Easter Buns ( Hot cross buns)

Preparation Time
60+ mn
Difficulty
Medium difficulty
CAL
250-500 calories
Type of Food
Dessert


Goes with
Limonati by Borjomi pear

Ingredients
Portions :
1
Bread flour + for use during preparation
84 gram
quick-acting dry yeast
1.6 gram
Salt
0.85 gram
Sugar
14 gram
Lemon zest
0.25 piece
cinnamon
10 gram
powdered ginger
10 gram
Carnation
10 gram
Tsp nutmeg
10 gram
Milk
50 milliliter
Butter
10 gram
Egg
1 piece
Raisins
25 gram
highest quality flour
12.5 gram
Apricot jam or nappage
0.5 table spoon
step

1

Oatmeal buns are traditionally baked in the UK, Ireland, Australia and Canada the week before the Easter.
Put 500 g of flour, yeast, salt, lemon peel, sugar and all condiments in a large bowl and mix carefully. Melt butter and heat the milk. Beat the eggs with a fork. Add butter, milk and egg to the flour. Start kneading the dough, knead for about 10 minutes.

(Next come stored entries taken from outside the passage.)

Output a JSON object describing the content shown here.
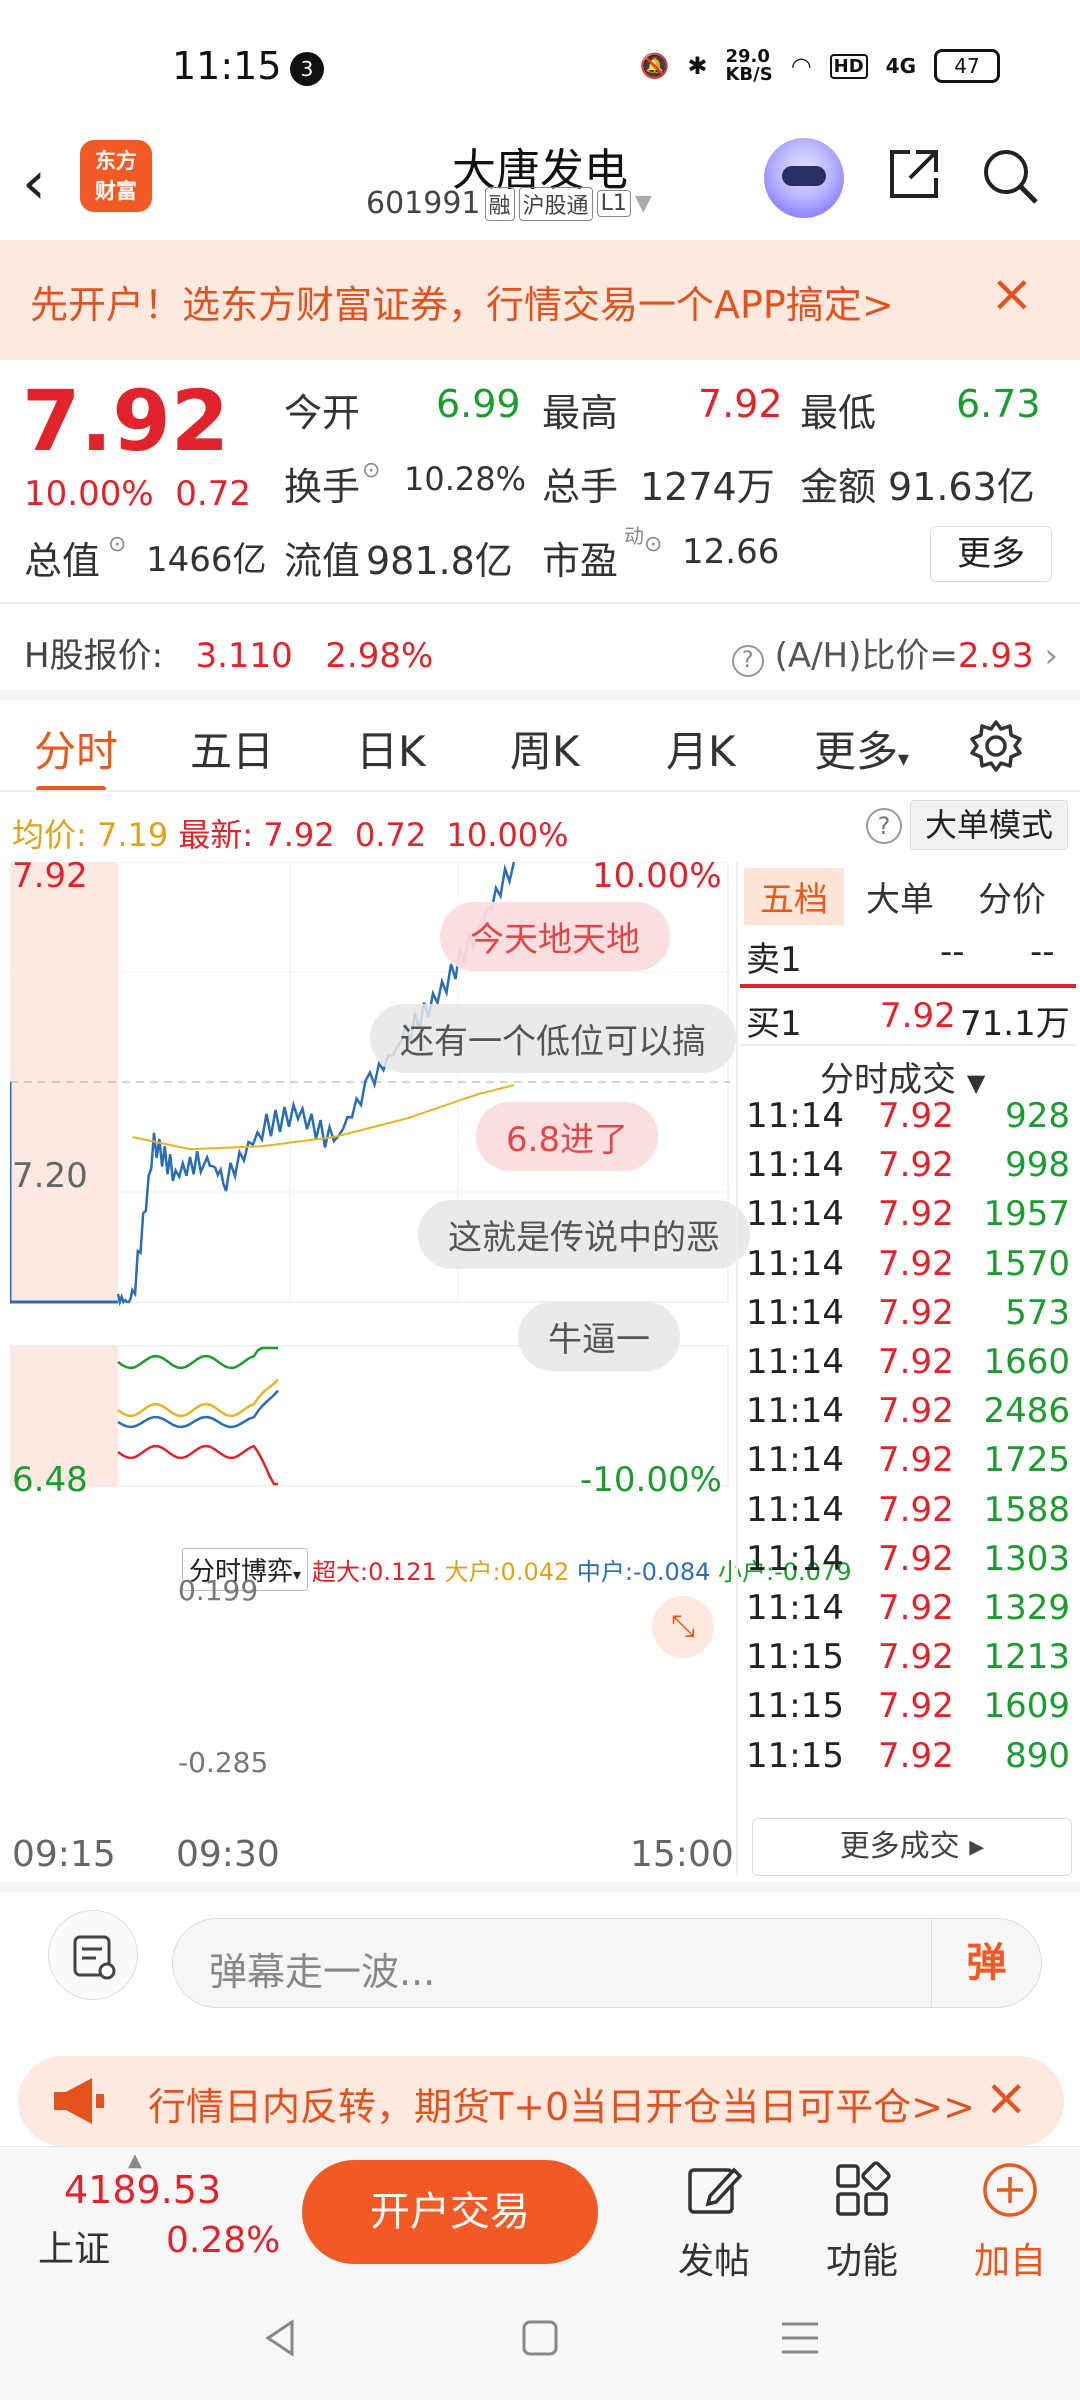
{
  "status_bar": {
    "time": "11:15",
    "notif_count": "3",
    "net_speed": "29.0",
    "net_unit": "KB/S",
    "hd": "HD",
    "signal": "4G",
    "battery": "47"
  },
  "header": {
    "back_icon": "chevron-left-icon",
    "logo_line1": "东方",
    "logo_line2": "财富",
    "stock_name": "大唐发电",
    "stock_code": "601991",
    "tags": [
      "融",
      "沪股通",
      "L1"
    ]
  },
  "banner": {
    "text": "先开户！选东方财富证券，行情交易一个APP搞定>",
    "close": "×"
  },
  "quote": {
    "price": "7.92",
    "change_pct": "10.00%",
    "change": "0.72",
    "open_label": "今开",
    "open": "6.99",
    "high_label": "最高",
    "high": "7.92",
    "low_label": "最低",
    "low": "6.73",
    "turnover_label": "换手",
    "turnover": "10.28%",
    "volume_label": "总手",
    "volume": "1274万",
    "amount_label": "金额",
    "amount": "91.63亿",
    "mktcap_label": "总值",
    "mktcap": "1466亿",
    "float_label": "流值",
    "float_cap": "981.8亿",
    "pe_label": "市盈",
    "pe_sup": "动",
    "pe": "12.66",
    "more": "更多"
  },
  "hshare": {
    "label": "H股报价:",
    "price": "3.110",
    "pct": "2.98%",
    "ratio_label": "(A/H)比价=",
    "ratio": "2.93"
  },
  "tabs": [
    "分时",
    "五日",
    "日K",
    "周K",
    "月K",
    "更多"
  ],
  "avg_bar": {
    "avg_label": "均价:",
    "avg": "7.19",
    "latest_label": "最新:",
    "latest": "7.92",
    "chg": "0.72",
    "pct": "10.00%",
    "mode": "大单模式"
  },
  "chart_labels": {
    "y_top": "7.92",
    "y_mid": "7.20",
    "y_bot": "6.48",
    "pct_top": "10.00%",
    "pct_bot": "-10.00%",
    "sub_top": "0.199",
    "sub_bot": "-0.285",
    "t_start": "09:15",
    "t_open": "09:30",
    "t_end": "15:00"
  },
  "danmu": [
    "今天地天地",
    "还有一个低位可以搞",
    "6.8进了",
    "这就是传说中的恶",
    "牛逼一"
  ],
  "sub_indicator": {
    "select": "分时博弈",
    "super_label": "超大:",
    "super": "0.121",
    "big_label": "大户:",
    "big": "0.042",
    "mid_label": "中户:",
    "mid": "-0.084",
    "small_label": "小户:",
    "small": "-0.079"
  },
  "chart_data": {
    "type": "line",
    "series": [],
    "x_ticks": [
      "09:15",
      "09:30",
      "15:00"
    ],
    "ylim": [
      6.48,
      7.92
    ],
    "y_ticks": [
      "7.92",
      "7.20",
      "6.48"
    ],
    "right_ticks": [
      "10.00%",
      "-10.00%"
    ],
    "price_curve": [
      [
        0,
        6.48
      ],
      [
        0.02,
        6.48
      ],
      [
        0.05,
        7.0
      ],
      [
        0.08,
        6.9
      ],
      [
        0.12,
        6.95
      ],
      [
        0.15,
        6.88
      ],
      [
        0.2,
        7.05
      ],
      [
        0.25,
        7.1
      ],
      [
        0.3,
        7.0
      ],
      [
        0.35,
        7.2
      ],
      [
        0.4,
        7.35
      ],
      [
        0.45,
        7.5
      ],
      [
        0.5,
        7.7
      ],
      [
        0.55,
        7.92
      ]
    ],
    "avg_curve": [
      [
        0.02,
        7.02
      ],
      [
        0.1,
        6.98
      ],
      [
        0.2,
        6.99
      ],
      [
        0.3,
        7.02
      ],
      [
        0.4,
        7.08
      ],
      [
        0.5,
        7.16
      ],
      [
        0.55,
        7.19
      ]
    ]
  },
  "right_panel": {
    "tabs": [
      "五档",
      "大单",
      "分价"
    ],
    "sell1_label": "卖1",
    "sell1_price": "--",
    "sell1_vol": "--",
    "buy1_label": "买1",
    "buy1_price": "7.92",
    "buy1_vol": "71.1万",
    "ticks_title": "分时成交",
    "trades": [
      {
        "t": "11:14",
        "p": "7.92",
        "v": "928"
      },
      {
        "t": "11:14",
        "p": "7.92",
        "v": "998"
      },
      {
        "t": "11:14",
        "p": "7.92",
        "v": "1957"
      },
      {
        "t": "11:14",
        "p": "7.92",
        "v": "1570"
      },
      {
        "t": "11:14",
        "p": "7.92",
        "v": "573"
      },
      {
        "t": "11:14",
        "p": "7.92",
        "v": "1660"
      },
      {
        "t": "11:14",
        "p": "7.92",
        "v": "2486"
      },
      {
        "t": "11:14",
        "p": "7.92",
        "v": "1725"
      },
      {
        "t": "11:14",
        "p": "7.92",
        "v": "1588"
      },
      {
        "t": "11:14",
        "p": "7.92",
        "v": "1303"
      },
      {
        "t": "11:14",
        "p": "7.92",
        "v": "1329"
      },
      {
        "t": "11:15",
        "p": "7.92",
        "v": "1213"
      },
      {
        "t": "11:15",
        "p": "7.92",
        "v": "1609"
      },
      {
        "t": "11:15",
        "p": "7.92",
        "v": "890"
      }
    ],
    "more_trades": "更多成交"
  },
  "comment": {
    "placeholder": "弹幕走一波...",
    "send": "弹"
  },
  "promo": {
    "text": "行情日内反转，期货T+0当日开仓当日可平仓>>",
    "close": "×"
  },
  "bottom": {
    "index_value": "4189.53",
    "index_name": "上证",
    "index_pct": "0.28%",
    "trade": "开户交易",
    "post": "发帖",
    "func": "功能",
    "add": "加自选"
  },
  "colors": {
    "up": "#e1232b",
    "down": "#1a9c2e",
    "accent": "#f15a24",
    "price_line": "#2a6db5",
    "avg_line": "#e6b422"
  }
}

Wrap the bowl with a plastic wrap and place in a warm place 1-2 hours for dough lifting. The dough should double in a volume.
step

2

Replace the dough to a floured cooking table, add the raisins and knead over again. Divide into 12 parts. The dough balls should be of equal size. Rround them well and add some flour to avoid sticking. Place the baking paper on a plate, spread the dough balls 2 cm apart. Cover with a tea-cloth and leave in a warm place for dough rising for about 30-40 minutes.
step

3

Preheat oven to 210 degrees. Make a paste-like liquid mass from 75 g of flour and 100 g of water. Pour into a pastry bag and draw crosses with a narrow head on the puffed buns. Bake for 25-35 minutes or until they are browned.
Serve

4

Heat apricot jam or nappage and spread it on the warm buns. Served with butter.